Fannie Mae headquarters in Washington, D.C.
(CNSNews.com) – Rep. Jeb Hensarling (R-Texas) says the Obama administration is using an accounting “gimmick” in its budget by not including the debt owed by mortgage firms Fannie Mae and Freddie Mac.
“The accounting gimmicks that are used today would make an Enron and WorldCom accountant blush,” Hensarling told reporters. “The American people know that under the policies of this administration-under the policies of this Congress-we are drowning in a sea of red ink.”
Hensarling, a member of the House Financial Services Committee, joined a group of House Republicans Tuesday in announcing the introduction of a bill that would require President Obama’s Office of Management and Budget to include the liabilities of Fannie and Freddie in the national debt calculation.
The two companies are defined as government-sponsored enterprises (GSEs) whose portfolios include trillions of dollars in American mortgages, many of which are now “under water.” The federal government took control of the mortgage giants in 2008, as they neared financial collapse.
Billions of taxpayer dollars ($61 billion for Fannie Mae and $51 billion for Freddie Mac) has been spent so far to keep the GSEs solvent. Just this week, Freddie Mac reported a $7.8 billion loss in the final three months of 2009, but said it will not require another taxpayer infusion at this time.

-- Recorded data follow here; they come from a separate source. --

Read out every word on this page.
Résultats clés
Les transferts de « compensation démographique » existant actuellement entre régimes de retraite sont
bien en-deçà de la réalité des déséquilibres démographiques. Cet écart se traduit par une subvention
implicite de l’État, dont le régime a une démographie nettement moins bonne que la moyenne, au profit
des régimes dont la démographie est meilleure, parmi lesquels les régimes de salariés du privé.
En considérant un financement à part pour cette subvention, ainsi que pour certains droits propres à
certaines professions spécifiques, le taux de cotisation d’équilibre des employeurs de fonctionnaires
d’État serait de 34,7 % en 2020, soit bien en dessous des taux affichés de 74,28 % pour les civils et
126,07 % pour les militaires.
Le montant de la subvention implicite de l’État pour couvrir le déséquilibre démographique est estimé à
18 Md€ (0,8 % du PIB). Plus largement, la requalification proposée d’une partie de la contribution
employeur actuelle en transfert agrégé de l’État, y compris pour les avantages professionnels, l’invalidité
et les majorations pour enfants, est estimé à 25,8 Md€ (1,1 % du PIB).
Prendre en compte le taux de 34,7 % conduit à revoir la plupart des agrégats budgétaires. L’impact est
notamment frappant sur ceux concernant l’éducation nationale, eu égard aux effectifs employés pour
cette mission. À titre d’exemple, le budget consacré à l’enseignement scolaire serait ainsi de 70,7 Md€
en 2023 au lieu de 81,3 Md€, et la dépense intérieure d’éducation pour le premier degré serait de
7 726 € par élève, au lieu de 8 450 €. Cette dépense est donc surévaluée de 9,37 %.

Hensarling on Tuesday suggested that the administration is under-reporting the nation’s debt by failing to account for the potential liability incurred if Fannie and Freddie go deeper into the red.
The potential liabilities incurred by Fannie and Freddie, Hensarling said, would amount to “the mother of all bailouts.”
Headquarters of the federally chartered mortgage giant, Freddie Mac, in McLean, Va.
“When the final chapter is written on the history of our financial debacle, it will show that the cause was the government policies that cajoled, incented (sic) and mandated financial institutions to lend money to people to buy homes that, ultimately, they could not afford,” Hensarling said. “At the epicenter of those federal policies was Fannie Mae and Freddie Mac, and before all the dust settles in the final accounting, they will prove to be the mother of all bailouts.”
Rep. Spencer Bachus (R-Ala.), the ranking member of the House Financial Services Committee, estimated that the unfunded liabilities of Fannie and Freddie could exceed $5 trillion.
Under Republican’s proposed bill, the White House Office of Management and Budget would have to treat the GSEs’ estimated liabilities as part of the federal debt, and those liabilities along with the rest of the debt would have to remain under the debt ceiling.
Congress recently voted to raise the debt ceiling above $14 trillion dollars for the first time to accommodate other spending.